鬿,根據古籍中的記載,是一種比較特殊的鬼,其形體甚至可以達到實質化,這是大部分鬼物所無法做到的,更讓人感到不寒而栗的是:它們以食人肉飲人血為生,凶殘成性。
前幾章中曾有提及,鬼其實就是人死後所脫離而出的命魂,而鬿之所以不同於其他鬼能夠形體實質化,那是因為死前的那股衝天怨氣不散滲透進了命魂之中。

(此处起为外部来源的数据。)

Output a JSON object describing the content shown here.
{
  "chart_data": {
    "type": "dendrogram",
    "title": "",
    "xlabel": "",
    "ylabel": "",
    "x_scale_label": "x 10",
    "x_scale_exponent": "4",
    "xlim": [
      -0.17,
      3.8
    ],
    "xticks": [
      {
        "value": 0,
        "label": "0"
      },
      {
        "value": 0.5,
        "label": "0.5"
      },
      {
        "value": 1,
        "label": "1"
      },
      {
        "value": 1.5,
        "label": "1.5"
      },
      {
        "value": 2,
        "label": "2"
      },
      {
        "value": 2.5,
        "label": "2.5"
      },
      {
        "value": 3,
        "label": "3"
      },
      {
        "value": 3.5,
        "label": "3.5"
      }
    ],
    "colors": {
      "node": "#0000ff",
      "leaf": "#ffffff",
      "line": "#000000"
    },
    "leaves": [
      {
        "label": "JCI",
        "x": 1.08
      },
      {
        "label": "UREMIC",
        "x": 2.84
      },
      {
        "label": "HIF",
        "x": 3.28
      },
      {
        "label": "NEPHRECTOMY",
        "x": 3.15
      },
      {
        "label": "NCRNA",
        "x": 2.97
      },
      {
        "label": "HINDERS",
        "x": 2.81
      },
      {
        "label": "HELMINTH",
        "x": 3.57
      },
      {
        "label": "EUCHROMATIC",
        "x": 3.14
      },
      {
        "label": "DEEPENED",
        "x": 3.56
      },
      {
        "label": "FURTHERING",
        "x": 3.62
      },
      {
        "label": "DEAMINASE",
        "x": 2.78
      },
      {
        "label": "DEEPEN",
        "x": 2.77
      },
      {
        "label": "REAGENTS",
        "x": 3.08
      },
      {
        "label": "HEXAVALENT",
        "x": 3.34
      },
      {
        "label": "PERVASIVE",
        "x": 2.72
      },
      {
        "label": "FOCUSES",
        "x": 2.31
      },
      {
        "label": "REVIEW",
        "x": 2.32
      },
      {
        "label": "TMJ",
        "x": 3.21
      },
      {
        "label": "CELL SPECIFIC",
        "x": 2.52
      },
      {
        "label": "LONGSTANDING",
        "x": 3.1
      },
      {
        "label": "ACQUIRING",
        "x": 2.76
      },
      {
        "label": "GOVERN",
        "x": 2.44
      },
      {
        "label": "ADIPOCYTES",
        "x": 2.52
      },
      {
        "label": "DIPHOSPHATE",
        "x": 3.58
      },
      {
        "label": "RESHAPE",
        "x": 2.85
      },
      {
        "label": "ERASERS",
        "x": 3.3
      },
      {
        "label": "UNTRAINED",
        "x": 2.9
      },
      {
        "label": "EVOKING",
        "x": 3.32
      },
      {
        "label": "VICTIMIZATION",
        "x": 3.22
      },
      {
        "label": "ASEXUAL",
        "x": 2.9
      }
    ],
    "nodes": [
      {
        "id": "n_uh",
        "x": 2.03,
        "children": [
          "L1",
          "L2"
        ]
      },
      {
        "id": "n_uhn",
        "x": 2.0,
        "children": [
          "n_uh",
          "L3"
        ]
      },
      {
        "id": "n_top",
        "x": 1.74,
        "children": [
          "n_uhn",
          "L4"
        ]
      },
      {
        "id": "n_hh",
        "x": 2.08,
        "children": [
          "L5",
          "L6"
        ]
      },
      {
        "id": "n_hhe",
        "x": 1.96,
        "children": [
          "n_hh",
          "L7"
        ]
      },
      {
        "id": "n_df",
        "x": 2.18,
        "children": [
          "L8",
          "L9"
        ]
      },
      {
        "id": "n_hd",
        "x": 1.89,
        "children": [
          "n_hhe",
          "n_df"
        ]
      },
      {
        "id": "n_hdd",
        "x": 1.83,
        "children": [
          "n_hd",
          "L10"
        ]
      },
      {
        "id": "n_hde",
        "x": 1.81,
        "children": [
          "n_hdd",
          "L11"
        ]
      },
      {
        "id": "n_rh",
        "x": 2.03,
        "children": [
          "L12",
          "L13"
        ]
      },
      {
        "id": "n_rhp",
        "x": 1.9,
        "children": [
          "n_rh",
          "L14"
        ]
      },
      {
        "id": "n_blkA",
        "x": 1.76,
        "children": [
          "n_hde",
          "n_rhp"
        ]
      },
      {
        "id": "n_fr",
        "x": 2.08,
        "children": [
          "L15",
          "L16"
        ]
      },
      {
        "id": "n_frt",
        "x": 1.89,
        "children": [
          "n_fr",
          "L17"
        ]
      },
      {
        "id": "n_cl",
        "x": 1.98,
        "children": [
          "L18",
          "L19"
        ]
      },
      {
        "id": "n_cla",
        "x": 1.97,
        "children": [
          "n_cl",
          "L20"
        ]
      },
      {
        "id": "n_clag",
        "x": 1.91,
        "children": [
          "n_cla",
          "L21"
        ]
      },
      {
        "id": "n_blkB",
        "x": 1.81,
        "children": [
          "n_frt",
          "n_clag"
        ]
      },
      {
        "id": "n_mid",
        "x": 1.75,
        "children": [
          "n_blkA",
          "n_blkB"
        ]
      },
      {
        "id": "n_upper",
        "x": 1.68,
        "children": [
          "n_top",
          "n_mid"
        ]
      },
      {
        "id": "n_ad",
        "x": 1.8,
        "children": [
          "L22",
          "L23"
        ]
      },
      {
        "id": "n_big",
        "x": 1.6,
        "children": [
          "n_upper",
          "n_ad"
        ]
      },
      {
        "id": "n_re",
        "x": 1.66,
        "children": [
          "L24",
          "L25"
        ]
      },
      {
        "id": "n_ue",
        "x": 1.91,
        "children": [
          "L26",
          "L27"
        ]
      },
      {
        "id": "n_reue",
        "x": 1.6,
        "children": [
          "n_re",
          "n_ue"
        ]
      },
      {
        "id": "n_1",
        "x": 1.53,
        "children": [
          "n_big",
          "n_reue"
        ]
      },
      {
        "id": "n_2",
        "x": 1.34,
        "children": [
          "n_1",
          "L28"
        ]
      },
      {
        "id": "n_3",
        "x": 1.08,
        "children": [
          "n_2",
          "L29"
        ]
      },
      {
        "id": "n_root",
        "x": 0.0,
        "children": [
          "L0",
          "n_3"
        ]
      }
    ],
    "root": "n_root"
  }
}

但並不是那些死前含有怨氣的便是能變成鬿,唯有那些生前做盡好事,但卻死於非命之人在特定的條件下才能形成鬿。
可以這麽說,鬿的生前都是一些常做善事的好心人,但卻好人沒好報,做盡一生好事卻落得枉死的結局,換作任何人恐怕都是怨氣難消吧,或者更多的是不甘吧。
已是知天命年紀的范明澤是一家汽修廠的職工,收入雖然不高,但卻勝在穩定。
其為人忠厚老實,更是有著一副難得的熱心腸,平日裡,鄰裡有個什麽家電器具壞了,他總是二話不說上門修理,更是不圖一分好處,因此在鄰裡人緣極好。
妻子徐麗是其中學同學,在一家小公司任職,兩人相扶走過了將近三十載的風雨,幾乎沒有紅過臉,更別提爭執矛盾了。
信佛的夫妻倆經常會抽時間去廟宇裡燒香,希望能以此來求得全家的出入平安,身體健康。
兩人育有一子,目前正在讀大學,孩子也是乖巧懂事,很少讓得他倆操心。
一家人的生活可謂是幸福美滿,當之無愧的模范家庭。
然而,好景不長,直到那一天的到來,徹底地改變了這原本美好的一切。
那是一個陰天,烏雲層層疊疊地堆積在天空上,卻不下一滴雨來,讓人感覺極為的壓抑。
由於一位老顧客的要求,他的車子必須在今天修理好,因此在主管的要求下,范明澤不得不加班直至晚上八點多,才將車子修理好。
接下來,在那位老顧客投來的讚許目光以及主管的肯定眼神中,范明澤終是迫不及待地踏上了回家的路,但他卻萬萬沒有想到,他踏上的這條並不是通向回家的路,而是一條不歸路。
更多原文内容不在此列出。